Beyaz Saray’daki görüşmede Netanyahu otururken koltuğunu tutarak ‘jest’ yapan Trump, bu görüşmeden sonra Erdoğan’ı da öve öve bitiremedi. Trump’ın Suriye’de rekabet halinde bulunan iki ülkenin liderlerine böylesine yakınlık göstermesi ilk bakışta çelişkili bir tutum gibi görünebilir. Ancak birbirleriyle etki alanları mücadelesini sürdürüyor olsalar da Türkiye ve İsrail’in Suriye’deki varlığı büyük oranda ABD’nin bölge stratejisiyle uyumluluk gösteriyor. Bu iki güç arasındaki çelişkiler, ABD’nin İran’ı kuşatma ve etki alanlarını sınırlama politikasında birleşmelerinin önünde bir engel oluşturmuyor.

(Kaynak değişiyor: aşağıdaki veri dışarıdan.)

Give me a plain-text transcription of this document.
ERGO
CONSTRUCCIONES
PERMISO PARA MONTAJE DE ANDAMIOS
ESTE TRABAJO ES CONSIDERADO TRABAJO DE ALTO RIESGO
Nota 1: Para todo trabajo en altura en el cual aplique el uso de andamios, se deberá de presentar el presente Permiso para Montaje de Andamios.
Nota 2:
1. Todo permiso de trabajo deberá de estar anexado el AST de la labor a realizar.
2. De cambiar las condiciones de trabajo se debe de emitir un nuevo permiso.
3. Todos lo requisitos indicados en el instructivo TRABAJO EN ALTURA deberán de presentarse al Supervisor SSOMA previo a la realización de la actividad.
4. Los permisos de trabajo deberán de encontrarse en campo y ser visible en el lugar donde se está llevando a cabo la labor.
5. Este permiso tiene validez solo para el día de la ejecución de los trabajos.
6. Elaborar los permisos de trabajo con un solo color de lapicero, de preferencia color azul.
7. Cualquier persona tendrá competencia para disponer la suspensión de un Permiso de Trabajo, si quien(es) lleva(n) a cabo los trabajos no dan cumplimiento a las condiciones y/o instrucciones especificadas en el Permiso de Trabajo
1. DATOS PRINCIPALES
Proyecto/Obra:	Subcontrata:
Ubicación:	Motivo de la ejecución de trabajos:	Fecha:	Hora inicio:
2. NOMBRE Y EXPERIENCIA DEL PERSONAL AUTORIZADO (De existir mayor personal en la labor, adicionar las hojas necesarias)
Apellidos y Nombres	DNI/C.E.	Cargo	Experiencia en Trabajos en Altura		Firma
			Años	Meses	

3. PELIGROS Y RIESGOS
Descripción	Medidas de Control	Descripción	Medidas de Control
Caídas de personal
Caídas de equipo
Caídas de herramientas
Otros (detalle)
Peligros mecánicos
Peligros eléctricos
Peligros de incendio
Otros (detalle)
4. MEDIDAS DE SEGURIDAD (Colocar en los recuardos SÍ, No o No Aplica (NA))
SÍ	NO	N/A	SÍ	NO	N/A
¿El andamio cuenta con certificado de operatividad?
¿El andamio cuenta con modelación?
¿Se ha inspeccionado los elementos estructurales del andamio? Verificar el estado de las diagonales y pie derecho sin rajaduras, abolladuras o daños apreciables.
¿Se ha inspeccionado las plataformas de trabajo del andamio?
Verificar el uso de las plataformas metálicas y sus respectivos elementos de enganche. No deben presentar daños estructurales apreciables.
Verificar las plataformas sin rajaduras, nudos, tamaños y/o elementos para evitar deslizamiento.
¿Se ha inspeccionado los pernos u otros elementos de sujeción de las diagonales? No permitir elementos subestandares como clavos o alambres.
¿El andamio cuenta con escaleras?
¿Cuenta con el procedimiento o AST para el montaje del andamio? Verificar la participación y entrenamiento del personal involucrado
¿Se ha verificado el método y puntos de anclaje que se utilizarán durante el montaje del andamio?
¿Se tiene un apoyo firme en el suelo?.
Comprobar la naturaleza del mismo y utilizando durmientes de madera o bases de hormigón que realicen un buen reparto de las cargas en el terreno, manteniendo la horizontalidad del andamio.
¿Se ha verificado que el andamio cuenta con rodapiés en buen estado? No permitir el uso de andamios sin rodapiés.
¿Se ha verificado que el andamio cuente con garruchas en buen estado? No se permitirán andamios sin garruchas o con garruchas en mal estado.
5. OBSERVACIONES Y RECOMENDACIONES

Karşı karşıya bulunduğumuz tablonun bize söylediği şudur: İster Kürt sorunu isterse Suriye ve bölgenin geleceği konusunda olsun, Türkiye ve bölge halkları demokrasi ve barış mücadelesinde birleşip mevcut dengeleri değiştirebilecek bir güç haline gelmedikçe emperyalistlerin ve bölge gericiliklerinin çizdikleri sınırların ötesinde bir çözüme ulaşmak hiç de kolay görünmüyor.